Antimicrobial Resistance: Causes, Types & Examples

Instructor: Amanda Robb

Amanda holds a Masters in Science from Tufts Medical School in Cellular and Molecular Physiology. She has taught high school Biology and Physics for 8 years.

In this lesson, we'll be exploring the important topic of antimicrobial resistance. We'll cover what is causing this global problem and explore types and examples of antimicrobial resistance.

What Is Antimicrobial Resistance?

Prior to the 1930s, a simple bacteria infection could be deadly. Soldiers with battle wounds from World War I were at the mercy of bacteria. Wounds festered and infection spread. This all changed in 1928 when Dr. Alexander Fleming discovered penicillin, a type of antibiotic. This chemical was naturally produced by fungi and killed bacteria. Today, bacterial infections are treated with a range of antibiotics and are easily cleared up by your physician.

Similarly, medications have been developed to combat other microbes or microscopic organisms, such as viruses, parasites and fungi. But as we wage our war on microbes, microbes fight back. Most microbes reproduce very quickly due to their small size. To understand how this strategy helps them evade our antimicrobial drugs, or drugs that kill microbes, let's go back and review cell reproduction.

Every time a cell needs to divide it must copy its DNA. When doing this, sometimes mutations occur that change the DNA. These mutations can sometimes be beneficial and confer resistance to the antimicrobials. When the microbes are exposed to antimicrobials all of the microbes die, except the ones with genes for antimicrobial resistance. These microbes survive and reproduce and soon the entire population is antimicrobial resistant.

Types of Antimicrobials


Bacteria are killed by a specific type of antimicrobial called antibiotics. Antibiotic resistance is a becoming major medical crisis in the world. In addition to random mutations, bacteria have another way to acquire antibiotic resistance, called plasmids. Plasmids are small circular pieces of DNA outside the genome. Often plasmids contain genes for antibiotic resistance and toxins. Bacteria trade these plasmids like collectors cards, swapping genes that increase illness. One bacteria with a plasmid for antibiotic resistance can quickly spread it to the rest of a population.

The emergence of antibiotic resistance is a product of human behavior. The more antibiotics are used, the more bacteria become resistant to them. For example, antibiotics are often prescribed for viral infections, in which they do not work. Livestock are treated with antibiotics to prevent infections. Even hand soaps contain antibiotics! The more we use antibiotics, the more resistance will emerge.

Example: MRSA

One of the most famous examples of antibiotic resistance is methicillin-resistant Staphylococcus aureus (MRSA). This so called super-bug is resistant to many antibiotics and has become a major issue in health care.

MRSA is resistant to many types of antibiotics

MRSA causes staph infections, which usually infect the skin but can spread to other parts of the body as well, causing sepsis and eventually death. It can be very difficult to treat due to antibiotic resistance. MRSA is a rampant cause of secondary infections in hospitals, and can also be found in communities where people share towels, mats, equipment or have other skin to skin contact.


Viruses are non-living infectious particles that cause disease. These pathogens require a host cell to reproduce. Once inside, they infect host cells and hijack the host cell machinery, forcing the cell to make more viruses. Viruses reproduce incredibly quickly, much faster than cells. The faster the virus reproduces, the greater the chances of it acquiring a mutation for antiviral resistance. Thus, viruses acquire resistance much faster than bacteria.


Human immunodeficiency virus (HIV) infects immune cells called T-cells. Left untreated it can destroy the immune system, making the patient susceptible to other infections. HIV patients often die of secondary infections like pneumonia. HIV is tricky because it accumulates mutations faster than other types of viruses, meaning it can quickly evolve antiviral resistance.

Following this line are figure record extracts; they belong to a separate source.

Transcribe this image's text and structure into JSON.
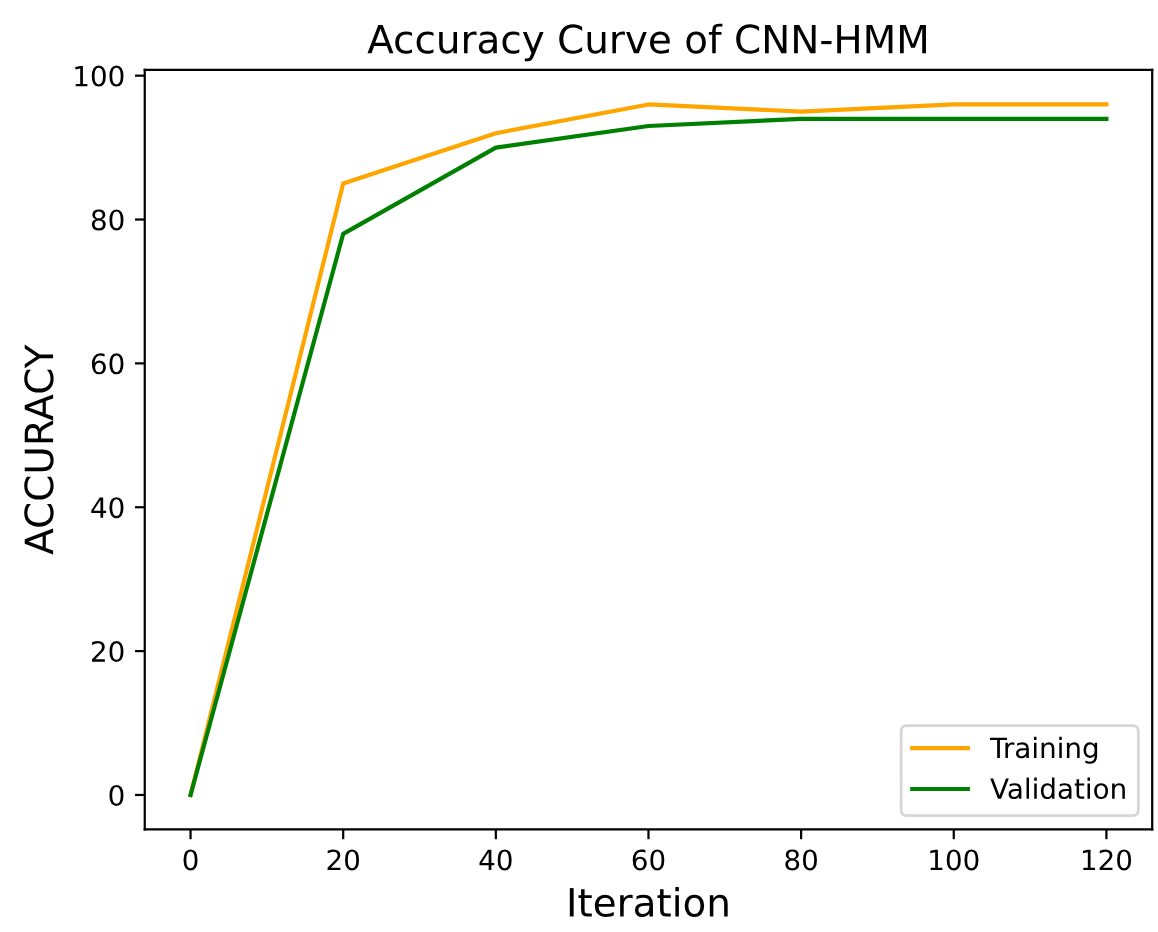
{
  "chart_data": {
    "type": "line",
    "title": "Accuracy Curve of CNN-HMM",
    "xlabel": "Iteration",
    "ylabel": "ACCURACY",
    "x": [
      0,
      20,
      40,
      60,
      80,
      100,
      120
    ],
    "series": [
      {
        "name": "Training",
        "color": "#ffa500",
        "values": [
          0,
          85,
          92,
          96,
          95,
          96,
          96
        ]
      },
      {
        "name": "Validation",
        "color": "#008000",
        "values": [
          0,
          78,
          90,
          93,
          94,
          94,
          94
        ]
      }
    ],
    "xlim": [
      -6,
      126
    ],
    "ylim": [
      -4.8,
      100.8
    ],
    "xticks": [
      0,
      20,
      40,
      60,
      80,
      100,
      120
    ],
    "yticks": [
      0,
      20,
      40,
      60,
      80,
      100
    ],
    "grid": false,
    "legend": "bottom right",
    "marker": "none",
    "line_style": "solid"
  }
}
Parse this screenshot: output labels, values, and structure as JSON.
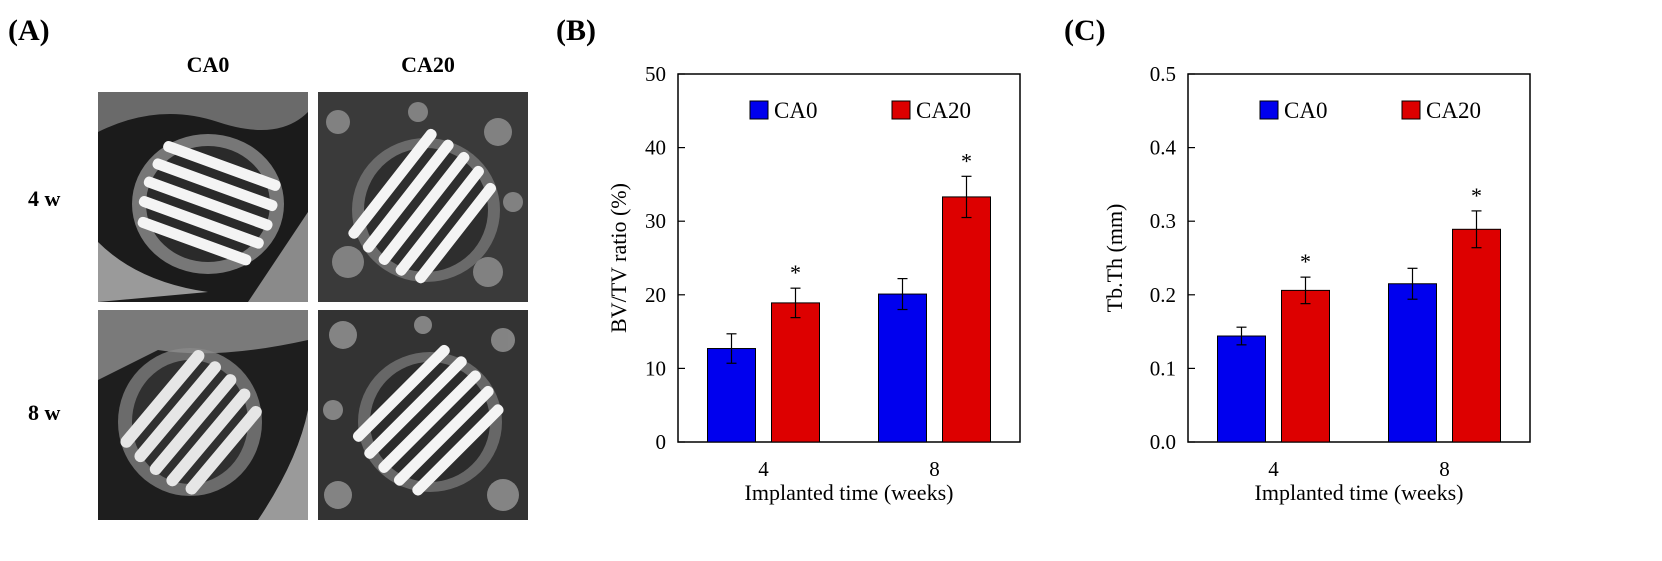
{
  "panels": {
    "a": {
      "label": "(A)",
      "columns": [
        "CA0",
        "CA20"
      ],
      "rows": [
        "4 w",
        "8 w"
      ]
    },
    "b": {
      "label": "(B)"
    },
    "c": {
      "label": "(C)"
    }
  },
  "colors": {
    "ca0": "#0000ee",
    "ca20": "#dd0000"
  },
  "chart_data": [
    {
      "type": "bar",
      "title": "",
      "xlabel": "Implanted time (weeks)",
      "ylabel": "BV/TV ratio (%)",
      "categories": [
        "4",
        "8"
      ],
      "ylim": [
        0,
        50
      ],
      "yticks": [
        "0",
        "10",
        "20",
        "30",
        "40",
        "50"
      ],
      "series": [
        {
          "name": "CA0",
          "values": [
            12.7,
            20.1
          ],
          "errors": [
            2.0,
            2.1
          ]
        },
        {
          "name": "CA20",
          "values": [
            18.9,
            33.3
          ],
          "errors": [
            2.0,
            2.8
          ]
        }
      ],
      "annotations": [
        "*",
        "*"
      ],
      "legend": "top"
    },
    {
      "type": "bar",
      "title": "",
      "xlabel": "Implanted time (weeks)",
      "ylabel": "Tb.Th (mm)",
      "categories": [
        "4",
        "8"
      ],
      "ylim": [
        0,
        0.5
      ],
      "yticks": [
        "0.0",
        "0.1",
        "0.2",
        "0.3",
        "0.4",
        "0.5"
      ],
      "series": [
        {
          "name": "CA0",
          "values": [
            0.144,
            0.215
          ],
          "errors": [
            0.012,
            0.021
          ]
        },
        {
          "name": "CA20",
          "values": [
            0.206,
            0.289
          ],
          "errors": [
            0.018,
            0.025
          ]
        }
      ],
      "annotations": [
        "*",
        "*"
      ],
      "legend": "top"
    }
  ]
}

HIV shown in yellow infects a T-cell shown in blue

As the virus evolves, the originally prescribed antiviral drugs can no longer control the infection, and HIV starts to take hold again. Antiviral resistance sometimes allows HIV to become resistant to all antivirals in a particular class, even if the person has never taken them. Strict adherence to medication is one way to help prevent antiviral resistance.


Unlike the tiny HIV particles, parasites are much larger. They can range from a single cell to macroscopic multicellular organisms. Parasites are organisms that depend on a host for nutrients and are harmful to the host.


Malaria is the most common parasitic infection in the world and is responsible for hundreds of thousands of death each year, particularly in sub-Saharan Africa. Malaria is caused by four members of Plasmodium species. These parasites are transmitted through mosquito bites.